Several papers by Gene Spafford are available on this topic, from the COAST Web page or FTP archive.

---

It is dangerous for a user to invoke standard telnet, rlogin, or FTP over the Internet. The user types a password that is sent without encryption. One must assume that a hacker is packet sniffing and watching for the unencrypted transmission of passwords, as is typical in FTP, telnet, rlogin, and rexec. If a user does type the password over an Internet connection, it is important that the user change the password as soon as possible once the user returns to a connection within the organization’s firewall.

Users should change passwords often and consider using one-time passwords (S/Key, or Opie), ssh, SSL applications, Kerberos (tickets), or smart cards. Using shadow passwords protects user passwords from Crack attacks. Not putting them into ~ftp/etc also protects user passwords from Crack attacks.

---

Tip:  Ftpd typically uses only the ~ftp/etc/passwd file for mapping uids to login names, so that the ls command prints an owner rather than a number. Some versions of ftpd, notably wu-ftpd, permit sublogins, where a user first logs in anonymously, gets placed into a chrooted environment of ~ftp, then does a sublogin as that user. In such situations, the ~ftp/etc/passwd password field is used to permit the login. The admin should require each user to choose a new password, clip the encrypted version of that from the /etc/passwd field, put that in the ~ftp/etc/passwd entry, and then require the user to select a new and different password for the regular account. If sublogins are not used, an * can be put into the password field of the ~ftp/etc/passwd file.

---

As an administrator, there is one way to deal with protecting the NIS passwd map: run NIS only behind a firewall.
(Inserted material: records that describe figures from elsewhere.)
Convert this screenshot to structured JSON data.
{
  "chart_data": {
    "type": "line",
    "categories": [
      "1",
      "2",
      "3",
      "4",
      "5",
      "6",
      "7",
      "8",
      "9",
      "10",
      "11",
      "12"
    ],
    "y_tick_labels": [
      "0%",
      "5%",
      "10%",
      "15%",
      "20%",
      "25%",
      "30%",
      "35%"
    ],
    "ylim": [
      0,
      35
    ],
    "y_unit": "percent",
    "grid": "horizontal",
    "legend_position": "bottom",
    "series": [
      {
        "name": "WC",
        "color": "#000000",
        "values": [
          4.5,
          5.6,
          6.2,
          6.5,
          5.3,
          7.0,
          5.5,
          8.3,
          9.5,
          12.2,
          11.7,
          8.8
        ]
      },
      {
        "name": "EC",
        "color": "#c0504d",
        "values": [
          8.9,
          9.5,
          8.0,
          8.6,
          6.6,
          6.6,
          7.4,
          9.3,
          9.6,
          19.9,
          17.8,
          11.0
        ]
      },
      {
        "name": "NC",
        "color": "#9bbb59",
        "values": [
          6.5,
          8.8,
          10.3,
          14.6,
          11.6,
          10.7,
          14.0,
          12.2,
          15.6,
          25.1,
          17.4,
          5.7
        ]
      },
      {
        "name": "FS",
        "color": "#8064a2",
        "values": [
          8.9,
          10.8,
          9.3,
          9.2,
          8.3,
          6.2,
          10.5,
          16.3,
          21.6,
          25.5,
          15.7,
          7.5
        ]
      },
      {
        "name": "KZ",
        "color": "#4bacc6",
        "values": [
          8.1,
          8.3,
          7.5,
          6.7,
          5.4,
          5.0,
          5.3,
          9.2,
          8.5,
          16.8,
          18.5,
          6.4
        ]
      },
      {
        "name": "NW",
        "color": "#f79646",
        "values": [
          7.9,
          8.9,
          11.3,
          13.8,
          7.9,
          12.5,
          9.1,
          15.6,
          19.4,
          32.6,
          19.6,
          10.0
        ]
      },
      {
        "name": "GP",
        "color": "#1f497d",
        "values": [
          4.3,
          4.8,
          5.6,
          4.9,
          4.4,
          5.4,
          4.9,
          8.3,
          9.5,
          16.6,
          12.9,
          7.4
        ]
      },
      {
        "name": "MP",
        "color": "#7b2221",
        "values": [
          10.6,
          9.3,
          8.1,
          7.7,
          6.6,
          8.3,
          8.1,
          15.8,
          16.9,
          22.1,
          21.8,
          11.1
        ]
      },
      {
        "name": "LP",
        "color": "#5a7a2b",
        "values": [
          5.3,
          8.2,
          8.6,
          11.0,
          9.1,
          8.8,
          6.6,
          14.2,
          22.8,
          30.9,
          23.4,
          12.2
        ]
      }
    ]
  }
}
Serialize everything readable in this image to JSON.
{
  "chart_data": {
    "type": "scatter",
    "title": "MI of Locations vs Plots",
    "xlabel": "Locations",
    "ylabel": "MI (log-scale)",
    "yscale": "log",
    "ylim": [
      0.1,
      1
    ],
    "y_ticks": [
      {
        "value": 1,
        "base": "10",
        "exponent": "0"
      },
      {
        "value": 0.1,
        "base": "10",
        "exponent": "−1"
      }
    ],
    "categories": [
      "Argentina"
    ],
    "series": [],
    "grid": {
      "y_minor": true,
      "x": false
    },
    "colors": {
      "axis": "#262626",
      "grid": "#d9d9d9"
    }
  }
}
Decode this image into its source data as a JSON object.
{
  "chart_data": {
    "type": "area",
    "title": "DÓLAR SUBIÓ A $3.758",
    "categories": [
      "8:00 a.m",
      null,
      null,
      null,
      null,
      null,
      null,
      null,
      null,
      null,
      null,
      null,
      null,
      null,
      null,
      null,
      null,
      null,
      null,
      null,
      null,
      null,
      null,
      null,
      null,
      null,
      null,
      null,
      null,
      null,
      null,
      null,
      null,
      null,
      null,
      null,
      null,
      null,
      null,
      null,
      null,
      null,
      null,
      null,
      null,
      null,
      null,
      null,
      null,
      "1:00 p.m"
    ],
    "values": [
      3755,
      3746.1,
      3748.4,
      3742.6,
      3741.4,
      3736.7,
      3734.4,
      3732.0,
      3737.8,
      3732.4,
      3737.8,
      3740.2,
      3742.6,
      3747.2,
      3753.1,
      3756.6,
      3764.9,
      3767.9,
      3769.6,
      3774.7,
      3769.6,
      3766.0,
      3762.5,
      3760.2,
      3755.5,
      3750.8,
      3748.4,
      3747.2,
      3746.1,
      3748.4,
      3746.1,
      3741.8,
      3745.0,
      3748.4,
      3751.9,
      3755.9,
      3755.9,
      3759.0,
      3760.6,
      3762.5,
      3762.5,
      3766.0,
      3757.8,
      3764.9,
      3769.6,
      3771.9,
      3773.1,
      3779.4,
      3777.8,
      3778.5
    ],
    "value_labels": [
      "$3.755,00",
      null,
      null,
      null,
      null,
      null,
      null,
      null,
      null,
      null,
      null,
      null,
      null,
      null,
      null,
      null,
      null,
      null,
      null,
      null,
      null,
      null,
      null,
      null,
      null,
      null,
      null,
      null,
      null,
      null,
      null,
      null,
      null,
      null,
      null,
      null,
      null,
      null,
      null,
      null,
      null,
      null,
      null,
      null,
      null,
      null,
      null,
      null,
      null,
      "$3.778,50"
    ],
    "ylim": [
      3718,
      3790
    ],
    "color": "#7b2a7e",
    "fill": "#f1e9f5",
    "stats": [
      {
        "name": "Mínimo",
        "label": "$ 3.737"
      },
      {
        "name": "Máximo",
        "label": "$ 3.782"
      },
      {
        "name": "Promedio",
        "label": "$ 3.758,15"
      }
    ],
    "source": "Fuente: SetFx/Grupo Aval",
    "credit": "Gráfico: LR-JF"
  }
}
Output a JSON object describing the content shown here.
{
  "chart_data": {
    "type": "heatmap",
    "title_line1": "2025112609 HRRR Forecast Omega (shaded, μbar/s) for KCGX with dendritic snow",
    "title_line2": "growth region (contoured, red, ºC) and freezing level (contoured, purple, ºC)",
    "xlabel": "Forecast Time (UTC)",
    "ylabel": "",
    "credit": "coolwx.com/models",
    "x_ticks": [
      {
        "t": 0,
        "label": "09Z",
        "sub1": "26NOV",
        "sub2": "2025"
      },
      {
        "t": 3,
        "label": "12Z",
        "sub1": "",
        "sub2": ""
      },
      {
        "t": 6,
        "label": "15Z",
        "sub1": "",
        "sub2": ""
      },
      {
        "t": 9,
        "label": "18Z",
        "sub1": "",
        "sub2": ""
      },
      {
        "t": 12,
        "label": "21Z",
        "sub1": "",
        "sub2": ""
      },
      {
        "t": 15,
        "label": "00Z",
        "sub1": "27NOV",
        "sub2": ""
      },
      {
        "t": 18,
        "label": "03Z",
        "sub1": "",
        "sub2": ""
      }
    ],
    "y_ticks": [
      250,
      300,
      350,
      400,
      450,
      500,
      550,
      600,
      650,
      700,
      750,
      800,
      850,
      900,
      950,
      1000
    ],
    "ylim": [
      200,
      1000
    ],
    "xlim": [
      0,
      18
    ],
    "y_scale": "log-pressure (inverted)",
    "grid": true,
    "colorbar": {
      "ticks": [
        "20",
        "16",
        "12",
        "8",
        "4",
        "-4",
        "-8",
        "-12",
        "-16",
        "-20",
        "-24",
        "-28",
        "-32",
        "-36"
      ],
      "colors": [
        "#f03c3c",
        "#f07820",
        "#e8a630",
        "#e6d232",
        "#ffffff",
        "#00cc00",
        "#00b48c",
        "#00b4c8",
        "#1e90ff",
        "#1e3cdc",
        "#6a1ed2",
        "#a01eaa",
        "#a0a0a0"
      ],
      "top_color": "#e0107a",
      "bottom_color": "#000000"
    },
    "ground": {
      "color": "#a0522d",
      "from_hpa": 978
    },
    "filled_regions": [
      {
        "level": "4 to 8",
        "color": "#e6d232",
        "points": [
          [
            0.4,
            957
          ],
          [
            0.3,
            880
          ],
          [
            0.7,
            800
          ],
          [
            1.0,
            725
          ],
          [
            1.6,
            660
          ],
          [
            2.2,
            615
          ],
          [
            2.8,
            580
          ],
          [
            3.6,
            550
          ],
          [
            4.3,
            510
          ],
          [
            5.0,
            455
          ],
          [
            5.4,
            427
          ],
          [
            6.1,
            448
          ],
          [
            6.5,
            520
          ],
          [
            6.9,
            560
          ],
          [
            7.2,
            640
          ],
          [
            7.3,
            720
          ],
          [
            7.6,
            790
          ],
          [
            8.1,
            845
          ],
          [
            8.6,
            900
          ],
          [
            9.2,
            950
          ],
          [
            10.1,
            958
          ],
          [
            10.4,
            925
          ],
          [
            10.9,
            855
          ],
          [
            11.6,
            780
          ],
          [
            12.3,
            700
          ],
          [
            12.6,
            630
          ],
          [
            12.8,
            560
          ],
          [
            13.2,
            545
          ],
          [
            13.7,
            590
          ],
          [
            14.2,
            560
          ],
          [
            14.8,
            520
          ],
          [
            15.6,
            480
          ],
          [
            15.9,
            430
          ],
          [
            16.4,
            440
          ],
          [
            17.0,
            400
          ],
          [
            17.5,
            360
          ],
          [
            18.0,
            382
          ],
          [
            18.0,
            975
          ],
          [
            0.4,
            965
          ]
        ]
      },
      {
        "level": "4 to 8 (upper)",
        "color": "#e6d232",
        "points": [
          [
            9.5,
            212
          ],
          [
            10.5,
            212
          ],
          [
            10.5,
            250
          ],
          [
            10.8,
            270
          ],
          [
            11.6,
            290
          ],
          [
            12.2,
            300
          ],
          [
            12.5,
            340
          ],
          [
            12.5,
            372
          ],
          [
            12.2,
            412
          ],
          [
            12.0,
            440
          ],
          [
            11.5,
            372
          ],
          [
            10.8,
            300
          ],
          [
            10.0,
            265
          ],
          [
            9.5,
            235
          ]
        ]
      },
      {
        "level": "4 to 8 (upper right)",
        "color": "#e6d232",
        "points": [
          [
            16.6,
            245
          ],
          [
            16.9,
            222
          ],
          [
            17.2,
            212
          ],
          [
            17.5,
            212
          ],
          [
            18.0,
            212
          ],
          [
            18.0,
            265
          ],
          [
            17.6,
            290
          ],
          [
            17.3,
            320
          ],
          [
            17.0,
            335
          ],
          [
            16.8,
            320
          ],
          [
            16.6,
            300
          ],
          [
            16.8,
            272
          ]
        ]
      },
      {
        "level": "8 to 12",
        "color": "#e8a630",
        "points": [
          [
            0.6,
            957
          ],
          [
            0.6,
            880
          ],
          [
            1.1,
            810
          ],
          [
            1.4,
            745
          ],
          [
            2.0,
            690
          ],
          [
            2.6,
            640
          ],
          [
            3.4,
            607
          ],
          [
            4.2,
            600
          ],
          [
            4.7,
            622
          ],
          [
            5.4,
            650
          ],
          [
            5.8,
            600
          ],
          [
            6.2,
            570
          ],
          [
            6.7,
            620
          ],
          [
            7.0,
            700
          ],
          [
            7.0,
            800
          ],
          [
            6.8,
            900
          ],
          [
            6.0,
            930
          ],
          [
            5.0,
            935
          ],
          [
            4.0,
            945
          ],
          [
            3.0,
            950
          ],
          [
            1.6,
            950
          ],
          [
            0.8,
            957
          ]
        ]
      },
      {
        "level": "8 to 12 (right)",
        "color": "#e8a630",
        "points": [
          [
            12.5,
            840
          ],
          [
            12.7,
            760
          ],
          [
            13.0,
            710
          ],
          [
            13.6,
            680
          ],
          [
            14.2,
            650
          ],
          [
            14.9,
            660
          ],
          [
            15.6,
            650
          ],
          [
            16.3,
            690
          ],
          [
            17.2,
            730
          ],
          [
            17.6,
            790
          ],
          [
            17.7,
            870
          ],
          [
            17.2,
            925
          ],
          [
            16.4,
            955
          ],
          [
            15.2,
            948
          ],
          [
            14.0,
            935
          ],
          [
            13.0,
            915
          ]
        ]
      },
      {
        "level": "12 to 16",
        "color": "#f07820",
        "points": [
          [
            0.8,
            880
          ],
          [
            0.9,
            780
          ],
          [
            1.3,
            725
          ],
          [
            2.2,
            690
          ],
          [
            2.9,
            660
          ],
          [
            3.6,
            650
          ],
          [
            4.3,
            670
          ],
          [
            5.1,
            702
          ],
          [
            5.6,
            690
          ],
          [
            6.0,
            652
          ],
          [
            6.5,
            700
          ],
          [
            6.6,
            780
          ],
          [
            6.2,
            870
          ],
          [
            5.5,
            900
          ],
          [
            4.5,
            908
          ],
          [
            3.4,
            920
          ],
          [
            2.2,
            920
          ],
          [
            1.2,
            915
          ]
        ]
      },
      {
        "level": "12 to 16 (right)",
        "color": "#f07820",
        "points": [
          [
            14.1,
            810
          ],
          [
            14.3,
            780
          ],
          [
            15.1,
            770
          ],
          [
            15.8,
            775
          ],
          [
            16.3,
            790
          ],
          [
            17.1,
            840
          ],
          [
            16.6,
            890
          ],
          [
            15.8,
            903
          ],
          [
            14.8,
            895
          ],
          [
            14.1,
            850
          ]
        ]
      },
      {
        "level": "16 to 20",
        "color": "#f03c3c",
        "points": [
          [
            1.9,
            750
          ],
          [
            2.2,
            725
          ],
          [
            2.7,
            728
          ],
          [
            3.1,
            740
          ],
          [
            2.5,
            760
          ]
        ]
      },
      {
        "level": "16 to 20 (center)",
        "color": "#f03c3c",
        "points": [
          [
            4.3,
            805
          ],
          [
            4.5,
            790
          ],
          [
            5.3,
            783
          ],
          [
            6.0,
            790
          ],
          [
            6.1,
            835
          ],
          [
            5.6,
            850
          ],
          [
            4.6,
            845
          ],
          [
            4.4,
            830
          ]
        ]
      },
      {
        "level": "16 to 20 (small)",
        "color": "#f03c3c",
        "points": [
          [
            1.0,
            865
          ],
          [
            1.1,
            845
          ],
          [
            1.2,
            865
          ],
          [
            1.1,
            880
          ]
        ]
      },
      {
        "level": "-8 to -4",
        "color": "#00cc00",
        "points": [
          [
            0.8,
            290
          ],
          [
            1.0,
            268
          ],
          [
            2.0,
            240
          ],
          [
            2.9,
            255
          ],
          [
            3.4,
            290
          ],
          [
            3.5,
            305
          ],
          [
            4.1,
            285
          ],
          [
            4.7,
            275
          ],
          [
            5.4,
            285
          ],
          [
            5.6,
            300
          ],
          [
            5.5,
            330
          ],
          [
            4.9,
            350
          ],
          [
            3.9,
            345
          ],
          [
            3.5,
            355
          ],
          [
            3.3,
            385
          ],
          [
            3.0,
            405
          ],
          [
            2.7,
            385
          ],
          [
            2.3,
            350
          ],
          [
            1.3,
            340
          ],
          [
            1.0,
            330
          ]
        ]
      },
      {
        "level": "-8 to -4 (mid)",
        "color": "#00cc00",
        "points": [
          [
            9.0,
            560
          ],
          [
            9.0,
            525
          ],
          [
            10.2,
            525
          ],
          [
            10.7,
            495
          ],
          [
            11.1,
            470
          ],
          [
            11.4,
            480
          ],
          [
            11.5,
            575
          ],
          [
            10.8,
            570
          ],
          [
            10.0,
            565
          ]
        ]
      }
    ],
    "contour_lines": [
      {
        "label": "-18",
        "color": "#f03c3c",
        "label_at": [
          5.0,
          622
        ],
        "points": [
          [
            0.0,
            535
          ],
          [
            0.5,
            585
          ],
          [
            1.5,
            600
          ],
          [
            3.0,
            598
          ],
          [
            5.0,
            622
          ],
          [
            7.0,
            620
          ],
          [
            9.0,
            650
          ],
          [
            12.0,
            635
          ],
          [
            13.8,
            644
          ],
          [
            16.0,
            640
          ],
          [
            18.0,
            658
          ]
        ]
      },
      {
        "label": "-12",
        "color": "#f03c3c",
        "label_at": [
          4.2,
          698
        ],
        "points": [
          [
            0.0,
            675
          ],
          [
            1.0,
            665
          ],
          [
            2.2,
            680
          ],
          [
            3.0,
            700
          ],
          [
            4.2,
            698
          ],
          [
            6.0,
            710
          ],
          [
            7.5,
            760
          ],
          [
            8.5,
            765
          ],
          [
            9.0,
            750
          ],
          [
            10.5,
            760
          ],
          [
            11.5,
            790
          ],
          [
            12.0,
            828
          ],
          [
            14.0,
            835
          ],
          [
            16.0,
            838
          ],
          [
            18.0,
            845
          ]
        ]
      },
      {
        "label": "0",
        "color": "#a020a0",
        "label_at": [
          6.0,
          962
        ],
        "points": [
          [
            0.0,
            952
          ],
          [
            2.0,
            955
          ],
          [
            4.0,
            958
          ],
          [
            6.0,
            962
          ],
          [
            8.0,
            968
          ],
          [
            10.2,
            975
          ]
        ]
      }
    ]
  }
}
The NIS server sends a passwd map in response to any request with the appropriate domain name. Guessing the domain name can be done, and programs like ypx can help to send maps.

Secure RPC and NIS+ can help to hide the password map, but the encryption strength has been questioned. Export restrictions may prevent non-U.S. users from getting programs using DES encryption. Finally, the administration of a system using Secure RPC or NIS+ is frequently considered more difficult than regular NIS.